Text: Jens-Peter Müller

Man kann schon sehr neidisch werden, wenn man den Blick nach Skandinavien auf die Nachwuchsförderung und die Ausbildungsmöglichkeiten in den Genres Folk und Weltmusik wirft. In Schweden gibt es Angebote gleich an mehreren Orten: zum Beispiel in Stockholm, Malmö, Lund, Falun, Iggesund und in Göteborg. Anfang der Achtzigerjahre, als sich Jonas Simonson an der Musikhochschule in Göteborg einschrieb, sah die Folkwelt auch in Schweden noch anders aus. Querflöte konnte er nur als Instrument der klassischen Musik studieren. Als ihm immer mehr bewusst wurde, dass die Klassik nicht wirklich seine musikalische Heimat war, hatte er das Glück, die Musiker der 1980 gegründeten Band Groupa kennenzulernen. Er brach sein Studium ab und ging, wie er sagt, „bei Groupa in die Schule“.

Seine Lehrmeister waren der Gitarrist Hållbus Totte Mattson, Flügelhornspieler Gustav Hylén, Blockflötist und Bassklarinettist Bill McChesney, der Geiger Leif Stinnerbom und der Viola-d’amore-Spieler und geniale Komponist Mats Edén, mit dem Simonson heute im Trio mit dem norwegischen Percussionisten Terje Isungset die Groupa-Tradition weiterführt. Neben der Querflöte und den grifflochlosen Obertonflöten spielte er damals auch das Basssaxofon, eine weitere Farbe in dem revolutionären Folksound, den die Band kreierte. „Groupa heute ist vor allem ein künstlerisches, zu Beginn war es auch ein ideologisches Projekt. Wir wollten mit diesen Klängen und den eigenen Kompositionen etwas ganz Neues in die schwedische Spielmannsmusik bringen.“ Im Frühjahr dieses Jahres erschien das elfte reguläre Groupa-Album Kind Of Folk – Vol. 2, Norway.

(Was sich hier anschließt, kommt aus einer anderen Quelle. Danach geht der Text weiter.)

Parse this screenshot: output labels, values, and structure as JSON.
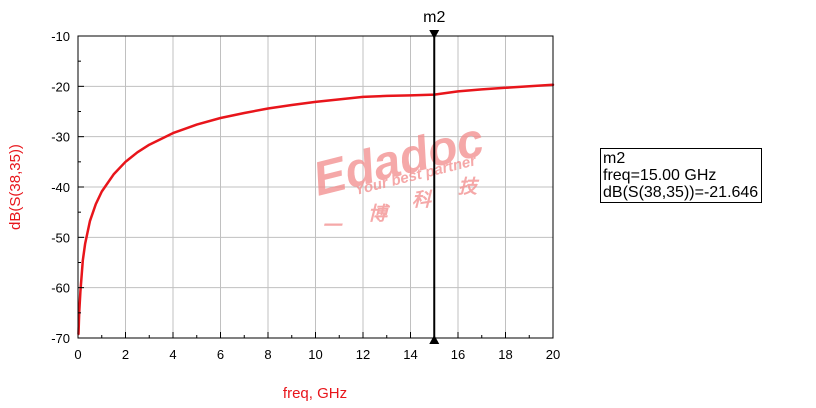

Es ist der Nachfolger der ersten Kind-Of-Folk-CD, die den Schwerpunkt auf Schweden gelegt hatte. Auf der Basis fast ausschließlich traditioneller Melodien öffnen die drei Virtuosen denen, die bereit sind, vorbehaltlos und konzentriert zuzuhören, eine Tür zu nordischen Klanglandschaften und meditativen Improvisationen.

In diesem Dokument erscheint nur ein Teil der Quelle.